Elaphrus cupreus Duftschmid, 1812






ADEPHAGA Clairville, 1806

CARABIDAE Latreille, 1802

ELAPHRINAE Latreille, 1802

Elaphrus Fabricius, 1775

Neoelaphrus Hatch, 1951

This widespread and generally common Palaearctic native occurs from lowland to mountain altitudes throughout Europe from the northern Mediterranean to Scandinavia and the UK; here it is common in wetland situations throughout including the Isle of Weight, Anglesey, Isle of Man, Western Scottish Islands and Orkney. Typical habitats include open or vegetated margins of both standing and moving waters; rivers, fens, marshland and sphagnum bogs etc., they are likely to occur in almost any undisturbed situation and new habitats are often quickly colonized as they disperse by flight in the spring. Compared with the other common species, E. riparius (Linnaeus, 1758), they prefer more shady and vegetated situations but this is by no means general and the two often occur together. Adults occur year-round and are generally active from April to September, they live for about a year, overwinter once and breed in the spring, and usually occur in colonies of numerous individuals which may extend for many metres along the water edge and away from the water for as far as the ground is permanently damp. They are diurnal and active in bright sun where they may be seen running across bare areas of soil, they move rapidly and are cryptic, especially among vegetation, and are difficult to follow because when disturbed they scatter among plants or leaf-litter, under debris or into crack in the soil, and if near the water edge will run across the water for several metres to escape a threat. Mating occurs in the spring when pairs may be seen on the substrate and oviposition occurs soon after; eggs are laid directly into wet soil or among waterside moss or litter depending on the nature of the habitat but those laid into waterlogged soil are known to have a high rate of survival. Larvae emerge within a few days and develop quickly, they are nocturnal predators of other insects and larvae as well as worms and other small animals active on the surface, and when fully-grown they pupate in the soil or litter etc. among vegetation. The entire cycle from egg to adult takes about 38 days. New generation adults appear in the summer and unlike many other carabids do not aestivate, they remain active and are mature within one or two months. Adults are diurnal predators of other small animals and the males are generally

more active the females, they often live within specific areas, spending much time in a ‘den’ and are generally territorial towards other predatory beetles etc. but nonetheless they will usually be found along with others e.g. species of Agonum or Bembidion; they will threaten other predators or escape by running rapidly to the den, taking flight or remaining motionless, and when alarmed will stridulate. They remain active into October or November, depending upon the season, when they burrow down between five and ten centimetres into wet substrate to overwinter.

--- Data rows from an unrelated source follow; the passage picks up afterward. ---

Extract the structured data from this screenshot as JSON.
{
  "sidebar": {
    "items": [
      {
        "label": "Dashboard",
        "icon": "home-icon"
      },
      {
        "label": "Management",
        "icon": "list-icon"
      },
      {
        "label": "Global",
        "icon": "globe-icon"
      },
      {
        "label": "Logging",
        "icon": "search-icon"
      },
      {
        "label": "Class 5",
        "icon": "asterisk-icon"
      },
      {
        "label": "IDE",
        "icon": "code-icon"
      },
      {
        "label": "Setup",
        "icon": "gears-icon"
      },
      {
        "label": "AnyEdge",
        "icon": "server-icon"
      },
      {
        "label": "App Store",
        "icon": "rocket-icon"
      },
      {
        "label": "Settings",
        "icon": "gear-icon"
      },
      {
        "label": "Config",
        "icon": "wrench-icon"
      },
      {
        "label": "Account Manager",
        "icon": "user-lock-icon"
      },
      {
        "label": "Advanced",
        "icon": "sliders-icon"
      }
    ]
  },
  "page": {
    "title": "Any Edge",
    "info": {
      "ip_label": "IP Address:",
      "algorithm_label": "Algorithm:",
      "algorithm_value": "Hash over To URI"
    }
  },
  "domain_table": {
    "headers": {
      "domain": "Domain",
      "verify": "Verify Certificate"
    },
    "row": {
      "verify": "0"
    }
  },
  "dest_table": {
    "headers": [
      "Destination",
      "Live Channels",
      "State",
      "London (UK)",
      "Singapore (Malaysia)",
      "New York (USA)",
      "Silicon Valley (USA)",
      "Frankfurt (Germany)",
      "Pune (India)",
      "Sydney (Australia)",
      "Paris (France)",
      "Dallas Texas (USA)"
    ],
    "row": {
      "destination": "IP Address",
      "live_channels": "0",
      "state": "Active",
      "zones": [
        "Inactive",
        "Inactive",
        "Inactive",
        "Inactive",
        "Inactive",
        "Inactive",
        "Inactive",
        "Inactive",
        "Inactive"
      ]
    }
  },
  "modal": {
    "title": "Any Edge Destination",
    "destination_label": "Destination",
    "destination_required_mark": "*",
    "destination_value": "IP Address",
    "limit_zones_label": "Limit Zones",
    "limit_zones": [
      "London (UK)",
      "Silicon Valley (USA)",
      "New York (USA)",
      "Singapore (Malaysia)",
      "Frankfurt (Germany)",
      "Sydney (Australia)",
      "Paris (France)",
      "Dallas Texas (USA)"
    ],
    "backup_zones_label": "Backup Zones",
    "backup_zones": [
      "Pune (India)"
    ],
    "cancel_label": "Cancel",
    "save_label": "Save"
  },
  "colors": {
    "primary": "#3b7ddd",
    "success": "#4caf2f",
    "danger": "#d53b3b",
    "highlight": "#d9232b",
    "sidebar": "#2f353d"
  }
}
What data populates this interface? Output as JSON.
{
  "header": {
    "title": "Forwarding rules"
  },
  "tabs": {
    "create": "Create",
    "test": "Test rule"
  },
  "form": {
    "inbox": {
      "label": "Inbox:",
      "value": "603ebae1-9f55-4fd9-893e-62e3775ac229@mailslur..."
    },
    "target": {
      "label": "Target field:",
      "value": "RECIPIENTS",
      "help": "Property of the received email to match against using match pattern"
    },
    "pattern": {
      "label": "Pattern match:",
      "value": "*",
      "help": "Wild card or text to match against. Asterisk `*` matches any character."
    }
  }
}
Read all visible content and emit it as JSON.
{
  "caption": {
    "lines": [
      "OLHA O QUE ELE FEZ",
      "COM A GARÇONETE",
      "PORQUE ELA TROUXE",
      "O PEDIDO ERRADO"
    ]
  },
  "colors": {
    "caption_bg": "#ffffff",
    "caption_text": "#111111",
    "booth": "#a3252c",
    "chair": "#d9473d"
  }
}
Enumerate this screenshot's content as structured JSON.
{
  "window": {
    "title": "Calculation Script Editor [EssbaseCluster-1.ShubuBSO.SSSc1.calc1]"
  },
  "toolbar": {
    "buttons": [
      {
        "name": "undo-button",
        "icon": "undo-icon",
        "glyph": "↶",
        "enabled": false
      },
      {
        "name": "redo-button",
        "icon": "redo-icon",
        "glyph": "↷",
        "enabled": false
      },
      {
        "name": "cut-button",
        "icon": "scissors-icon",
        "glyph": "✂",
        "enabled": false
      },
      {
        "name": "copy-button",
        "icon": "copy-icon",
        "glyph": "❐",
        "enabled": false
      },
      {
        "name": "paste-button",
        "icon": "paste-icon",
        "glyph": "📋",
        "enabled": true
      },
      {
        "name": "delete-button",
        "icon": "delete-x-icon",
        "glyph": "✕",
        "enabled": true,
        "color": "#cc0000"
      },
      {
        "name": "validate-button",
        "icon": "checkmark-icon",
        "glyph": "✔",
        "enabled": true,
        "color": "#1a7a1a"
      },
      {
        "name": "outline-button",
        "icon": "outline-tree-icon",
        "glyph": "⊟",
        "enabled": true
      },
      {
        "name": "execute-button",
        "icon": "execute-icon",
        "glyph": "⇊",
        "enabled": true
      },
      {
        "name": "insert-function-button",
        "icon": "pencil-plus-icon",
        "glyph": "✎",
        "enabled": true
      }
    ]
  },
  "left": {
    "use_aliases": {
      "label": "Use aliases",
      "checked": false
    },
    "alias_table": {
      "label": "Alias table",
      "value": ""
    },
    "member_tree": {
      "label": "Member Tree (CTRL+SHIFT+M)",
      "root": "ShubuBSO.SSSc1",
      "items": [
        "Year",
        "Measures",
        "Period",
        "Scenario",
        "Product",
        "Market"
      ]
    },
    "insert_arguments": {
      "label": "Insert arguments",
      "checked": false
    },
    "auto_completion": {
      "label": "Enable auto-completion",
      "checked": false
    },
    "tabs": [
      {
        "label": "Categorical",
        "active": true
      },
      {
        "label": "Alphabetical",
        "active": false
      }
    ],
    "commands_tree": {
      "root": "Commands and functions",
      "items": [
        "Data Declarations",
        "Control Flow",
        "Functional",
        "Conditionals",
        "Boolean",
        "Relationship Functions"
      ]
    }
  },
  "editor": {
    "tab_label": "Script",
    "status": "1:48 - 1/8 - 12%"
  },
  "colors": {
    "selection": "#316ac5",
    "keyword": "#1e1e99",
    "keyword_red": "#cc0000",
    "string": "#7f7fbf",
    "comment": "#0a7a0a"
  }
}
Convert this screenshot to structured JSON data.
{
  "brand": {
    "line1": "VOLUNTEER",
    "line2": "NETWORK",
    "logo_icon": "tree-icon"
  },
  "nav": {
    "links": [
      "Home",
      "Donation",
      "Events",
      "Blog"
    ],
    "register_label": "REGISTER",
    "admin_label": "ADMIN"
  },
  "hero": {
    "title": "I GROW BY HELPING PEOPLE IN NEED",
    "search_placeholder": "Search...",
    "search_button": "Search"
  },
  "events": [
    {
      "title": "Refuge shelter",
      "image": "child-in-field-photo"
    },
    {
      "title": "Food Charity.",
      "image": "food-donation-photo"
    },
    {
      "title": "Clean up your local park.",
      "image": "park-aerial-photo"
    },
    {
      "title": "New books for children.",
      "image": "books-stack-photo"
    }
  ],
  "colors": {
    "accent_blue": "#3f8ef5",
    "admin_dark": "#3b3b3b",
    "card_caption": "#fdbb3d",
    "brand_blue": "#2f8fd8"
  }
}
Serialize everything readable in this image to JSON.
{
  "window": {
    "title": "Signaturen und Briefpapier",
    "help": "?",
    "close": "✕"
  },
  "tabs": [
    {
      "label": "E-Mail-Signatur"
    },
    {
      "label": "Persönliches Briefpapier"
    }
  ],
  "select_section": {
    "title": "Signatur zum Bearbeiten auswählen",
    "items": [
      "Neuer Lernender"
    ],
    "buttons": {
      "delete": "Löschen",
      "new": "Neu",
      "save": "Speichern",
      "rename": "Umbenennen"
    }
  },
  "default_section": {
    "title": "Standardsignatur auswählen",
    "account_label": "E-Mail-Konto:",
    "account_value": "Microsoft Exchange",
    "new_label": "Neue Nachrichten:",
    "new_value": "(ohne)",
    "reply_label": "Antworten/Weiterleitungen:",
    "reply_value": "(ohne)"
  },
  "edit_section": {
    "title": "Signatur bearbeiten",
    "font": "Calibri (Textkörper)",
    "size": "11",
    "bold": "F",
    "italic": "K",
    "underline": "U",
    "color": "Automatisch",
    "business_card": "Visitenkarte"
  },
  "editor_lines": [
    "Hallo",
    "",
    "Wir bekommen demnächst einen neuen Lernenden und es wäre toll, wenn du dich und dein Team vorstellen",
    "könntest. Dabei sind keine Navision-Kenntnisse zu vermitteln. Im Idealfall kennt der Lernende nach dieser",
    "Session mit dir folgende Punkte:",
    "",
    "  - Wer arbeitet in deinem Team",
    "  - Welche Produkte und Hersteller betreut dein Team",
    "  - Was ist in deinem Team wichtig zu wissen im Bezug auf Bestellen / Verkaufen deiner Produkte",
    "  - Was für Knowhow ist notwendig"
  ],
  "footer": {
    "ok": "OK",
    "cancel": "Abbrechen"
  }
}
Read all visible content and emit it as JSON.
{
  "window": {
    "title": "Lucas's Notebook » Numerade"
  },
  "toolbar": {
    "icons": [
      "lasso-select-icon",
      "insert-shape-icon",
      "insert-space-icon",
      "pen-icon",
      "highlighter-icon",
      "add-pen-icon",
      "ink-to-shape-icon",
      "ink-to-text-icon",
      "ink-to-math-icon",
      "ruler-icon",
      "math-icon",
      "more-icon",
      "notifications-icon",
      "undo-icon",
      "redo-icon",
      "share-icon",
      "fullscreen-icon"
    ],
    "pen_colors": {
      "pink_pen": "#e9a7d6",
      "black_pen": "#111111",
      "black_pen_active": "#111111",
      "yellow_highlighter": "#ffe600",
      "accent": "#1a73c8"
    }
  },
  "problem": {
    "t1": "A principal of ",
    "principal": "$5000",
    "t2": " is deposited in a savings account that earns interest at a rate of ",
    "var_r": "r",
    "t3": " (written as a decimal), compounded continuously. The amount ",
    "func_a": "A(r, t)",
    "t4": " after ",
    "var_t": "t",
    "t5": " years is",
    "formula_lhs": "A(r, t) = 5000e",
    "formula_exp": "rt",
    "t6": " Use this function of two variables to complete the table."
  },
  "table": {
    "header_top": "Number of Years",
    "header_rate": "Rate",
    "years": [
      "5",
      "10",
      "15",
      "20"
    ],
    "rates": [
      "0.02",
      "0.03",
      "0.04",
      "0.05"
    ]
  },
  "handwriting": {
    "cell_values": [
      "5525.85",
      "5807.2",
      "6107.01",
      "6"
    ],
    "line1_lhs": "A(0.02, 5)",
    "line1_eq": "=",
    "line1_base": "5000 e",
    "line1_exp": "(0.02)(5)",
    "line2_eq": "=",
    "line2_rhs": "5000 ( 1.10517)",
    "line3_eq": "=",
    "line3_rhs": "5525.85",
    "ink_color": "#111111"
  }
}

8.0-9.5mm, larger and darker than the common E. riparius; usually appearing somewhat violet in sunlight rather than green as in that species. Both will soon become obvious in the field. Dorsal aspect entirely dark brown to black, often with a purple or green reflection. Antennae dark with the first few segments metallic, legs dark metallic; the tarsi and apices of the tibiae blue, the tibiae otherwise pale.  Width of the head measured across the huge convex eyes a little greater than the pronotum, mandibles and labrum prominent. Pronotum quadrate or nearly so and heavily sculptured; with a deep longitudinal median furrow and a pair of distinct fovea anterior to the middle, smoothly rounded laterally and strongly sinuate before shape and protruding posterior angles. Prosternum glabrous although there may be a few long hairs on the process, a condition also seen in E. uliginosus Fabricius, 1792. Each elytron with 4 rows of strongly punctured purple depressions, the inner two rows with three or four raised, flat and smooth ‘mirrors’. Elytra much wider than the foreparts, with prominent shoulders, gradually widened towards the middle and smoothly and continuously rounded apically. Male with basal pro-tarsal segments dilated.